The Finite-Difference Time-Domain (FDTD) method is currently a popular method of performing electromagnetic computation. The FDTD algorithm's relative simplicity and versatility make it a useful tool for simulation, but the benefits are partially offset by the memory and computational power demands. These demands limit the algorithm's practical usability, and are usually implemented on high performance workstations. The FDTD computational method involves a series of simple calculations over the field of interest, iterated over many time cycles. Using a single threaded processing model, this is usually implemented very inefficiently as a series of nested "for" loops.

I propose that this algorithm be accelerated in hardware using the inherently parallel nature of a field programmable gate array (FPGA) device.
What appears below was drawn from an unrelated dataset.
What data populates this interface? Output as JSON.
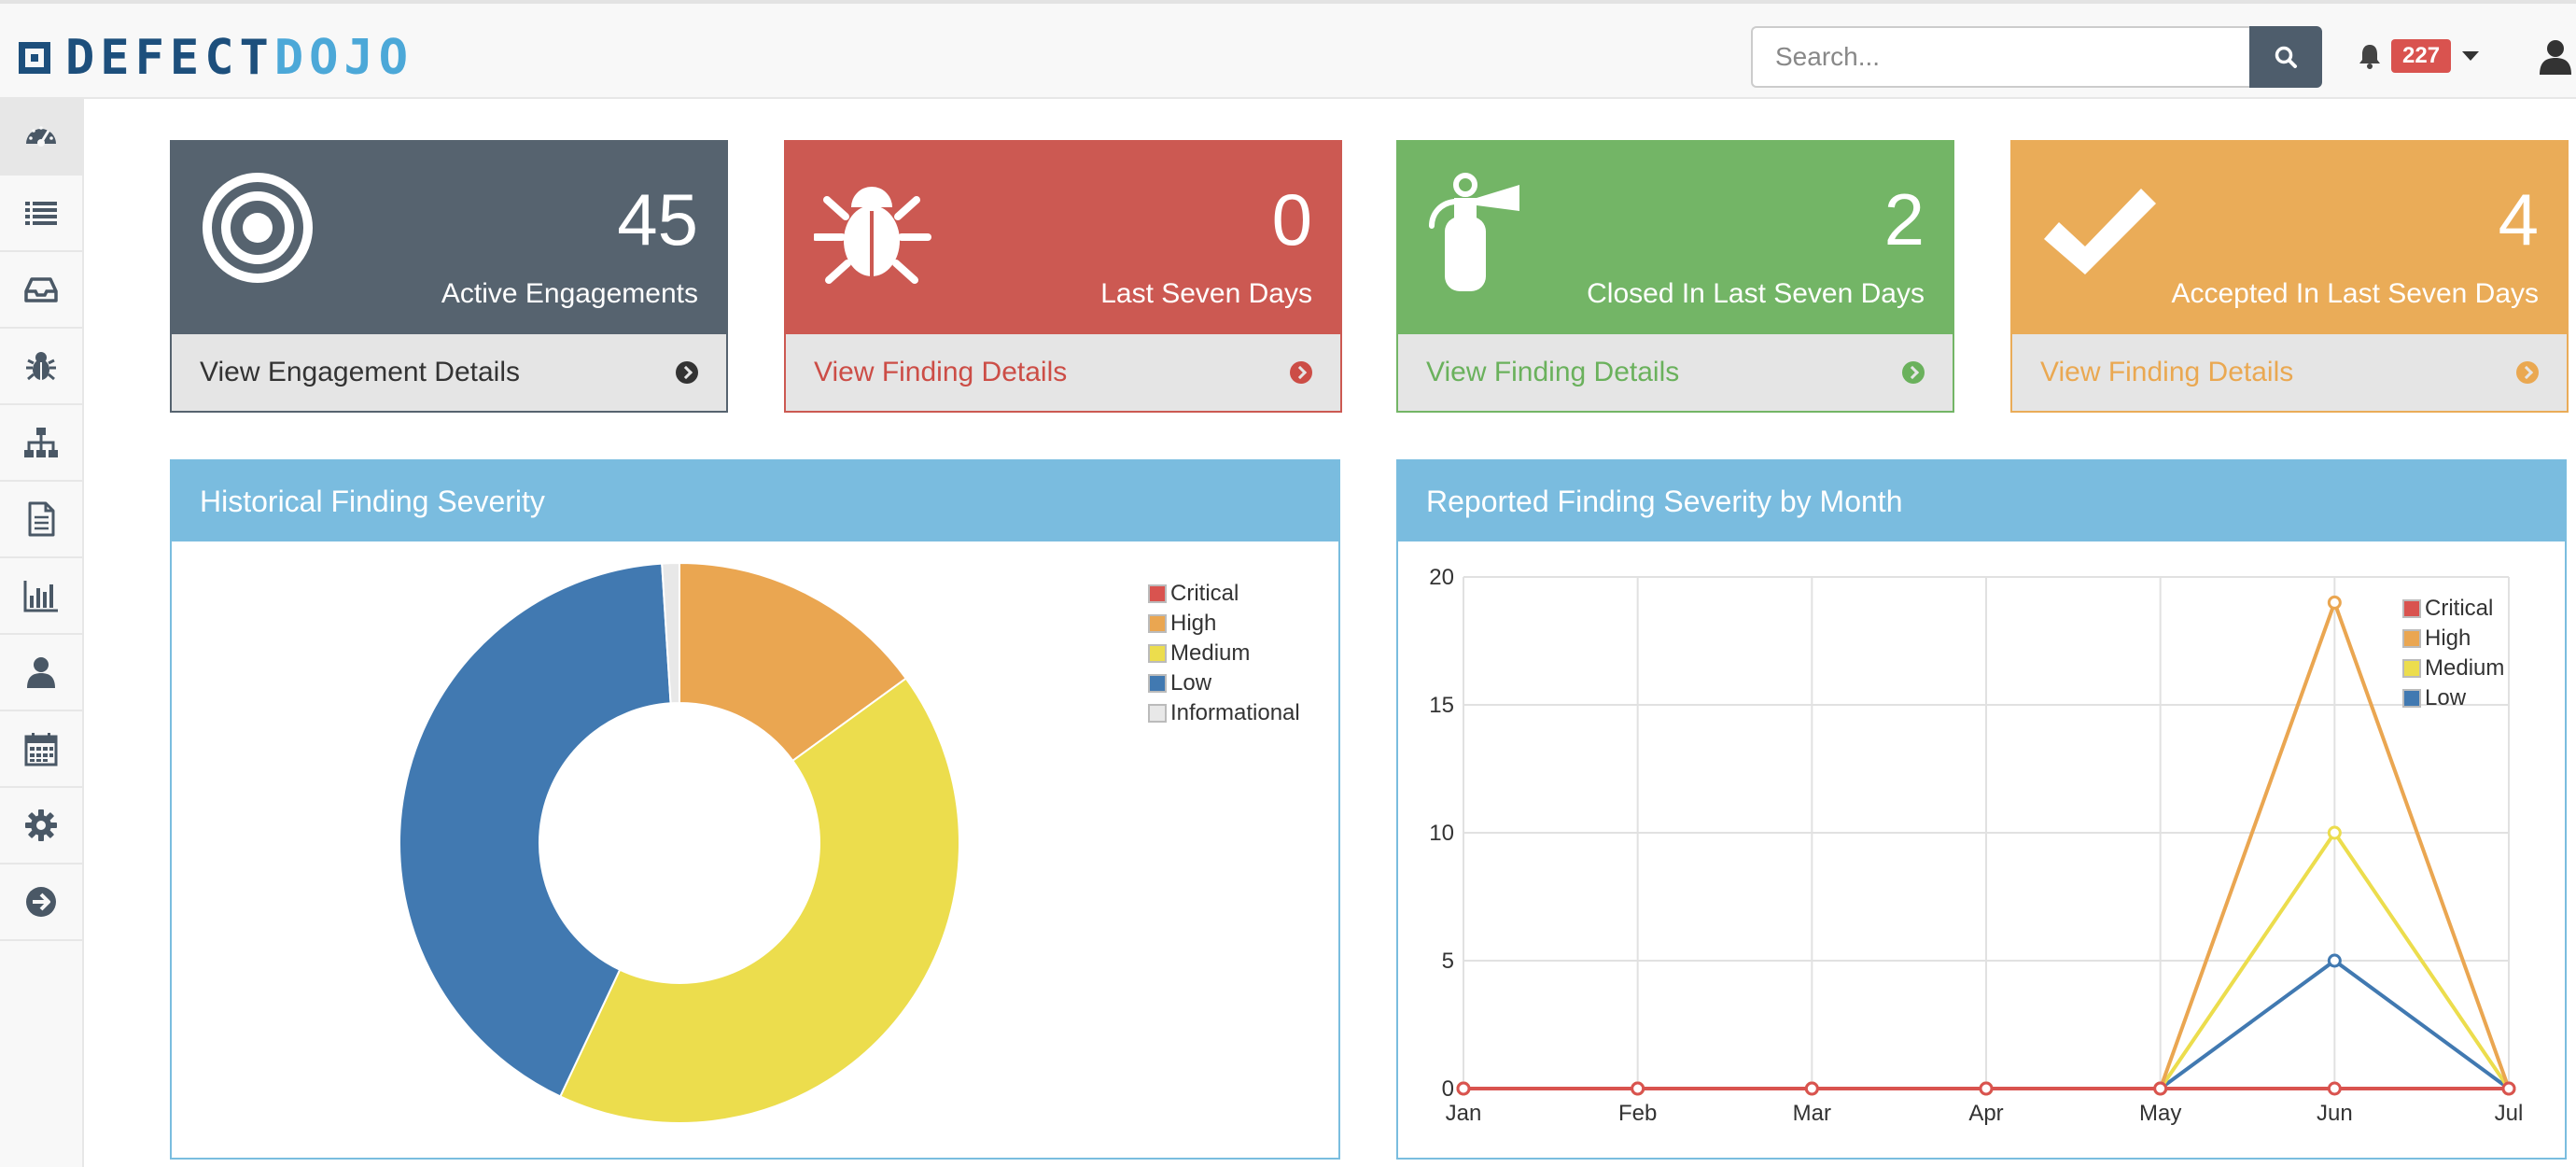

If code for an FDTD computational kernel is developed, this kernel can be instantiated multiple times per FPGA device to enable parallel processing. Furthermore, one can upgrade to a larger FPGA device to increase parallelism, or downgrade to a smaller device if less performance is required, all while using the same code base. If developed, the intellectual property of the code could be sold to hardware developers to tailor to their own needs. FDTD cards and development boards could also be developed and sold to academic and research institutions.

Applications for this device are numerous. An FPGA with PCIe bus capabilities could be used to accelerate a desktop workstation's FDTD simulations by orders of magnitude. A small radar system could employ this system to detect buried landmines by performing an inverse FDTD based on backscatter. This device could be used for real time radar imaging. This device can be used to reduce the size and complexity of any system requiring FDTD calculations. In short, if hardware acceleration of FDTD becomes available there are plenty of opportunities currently in place for improving the current state of FDTD simulation.